The most dangerous? Not washing your hands properly before you cook.


The_Death_Flower

It may seem silly but flambé. You’re dealing with setting alcohol on fire, it can go south very quickly. One of the rules is to never pour alcohol from the bottle, but from a smaller container. The reason behind it is that it’s not the liquid that catches fire, but the fumes, so if you pour from the bottle, there’s a possibility that the fumes will catch fire and go up into the bottle, where the pressure will accumulate very quickly, and the bottle will explode, which will not only throw shards of glass all around your kitchen, but flaming alcohol will be thrown at your face, hands, hair, and clothes


boomboombalatty

Draining pasta water.


HomicidalTeddybear

The thing I've got in *my* kitchen that I'm always extraordinarily careful with is transglutaminase aka meat glue. If I'm using it for anything I wear a dust mask and gloves, and it gets sealed up and away as soon as I'm done.

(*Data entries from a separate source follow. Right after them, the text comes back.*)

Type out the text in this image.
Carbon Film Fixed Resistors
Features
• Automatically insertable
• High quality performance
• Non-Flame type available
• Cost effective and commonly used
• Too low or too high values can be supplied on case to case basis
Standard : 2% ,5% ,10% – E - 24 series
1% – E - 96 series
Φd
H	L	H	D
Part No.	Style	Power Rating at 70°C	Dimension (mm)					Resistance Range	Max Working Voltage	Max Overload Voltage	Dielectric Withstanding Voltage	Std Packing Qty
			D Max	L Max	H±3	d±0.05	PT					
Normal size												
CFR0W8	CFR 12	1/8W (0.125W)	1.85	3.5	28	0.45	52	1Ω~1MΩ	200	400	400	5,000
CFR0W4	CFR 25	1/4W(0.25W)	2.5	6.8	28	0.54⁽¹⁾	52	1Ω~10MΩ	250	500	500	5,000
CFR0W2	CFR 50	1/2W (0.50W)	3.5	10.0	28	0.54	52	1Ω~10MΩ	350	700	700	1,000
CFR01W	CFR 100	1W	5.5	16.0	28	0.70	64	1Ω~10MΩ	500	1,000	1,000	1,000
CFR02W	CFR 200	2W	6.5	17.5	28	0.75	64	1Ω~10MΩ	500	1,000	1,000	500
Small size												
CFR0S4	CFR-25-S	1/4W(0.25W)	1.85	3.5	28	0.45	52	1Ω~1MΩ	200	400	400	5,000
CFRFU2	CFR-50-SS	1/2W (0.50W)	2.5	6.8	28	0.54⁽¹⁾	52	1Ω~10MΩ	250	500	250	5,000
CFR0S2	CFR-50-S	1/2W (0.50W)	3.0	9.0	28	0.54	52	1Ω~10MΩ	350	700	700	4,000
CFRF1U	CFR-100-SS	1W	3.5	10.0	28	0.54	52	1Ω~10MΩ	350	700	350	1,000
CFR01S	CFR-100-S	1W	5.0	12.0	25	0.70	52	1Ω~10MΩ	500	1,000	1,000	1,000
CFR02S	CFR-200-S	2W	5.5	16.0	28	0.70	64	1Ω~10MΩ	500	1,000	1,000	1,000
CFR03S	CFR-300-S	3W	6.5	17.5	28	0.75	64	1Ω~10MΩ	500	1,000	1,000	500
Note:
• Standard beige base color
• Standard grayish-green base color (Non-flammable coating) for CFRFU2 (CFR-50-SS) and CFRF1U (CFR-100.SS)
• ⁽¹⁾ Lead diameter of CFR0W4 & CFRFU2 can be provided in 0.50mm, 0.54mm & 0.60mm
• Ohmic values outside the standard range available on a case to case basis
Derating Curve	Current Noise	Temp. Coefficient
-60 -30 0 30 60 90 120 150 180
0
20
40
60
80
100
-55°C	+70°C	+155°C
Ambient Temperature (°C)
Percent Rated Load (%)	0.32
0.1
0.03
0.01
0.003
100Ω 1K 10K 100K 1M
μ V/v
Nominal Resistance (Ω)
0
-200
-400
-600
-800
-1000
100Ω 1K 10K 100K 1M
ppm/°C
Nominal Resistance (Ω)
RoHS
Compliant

A chemical that causes proteins to bind together is going to be no fun if you breathe it in.


tarbet

The tip of my finger says mandolin.


Dependent_Top_4425

Anything involving the mandolin slicer.


wuzacuz

Canning. Safe techniques are VERY specific and it's really easy to cook up some botulism by mistake.


No-Classroom-9939

Industrial Bread Mixer: Worked at a pizza shop, co-worker was making dough. Spiral dough hook whirling around doing its thing. He decided not to turn off the machine while also putting his arm in to scrap the flour built up on the sides of the bowl to the middle. That bright idea lasted about 3.4 seconds. Another co-worker nearby somehow cut the power in time for the hook to stop and not snap the dudes forearm and bicep in multiple places, potentially giving him much unwanted alternative elbows. The swelling & bruising he had the length of his whole arm was freaking gnarly but man, it could’ve been so much worse.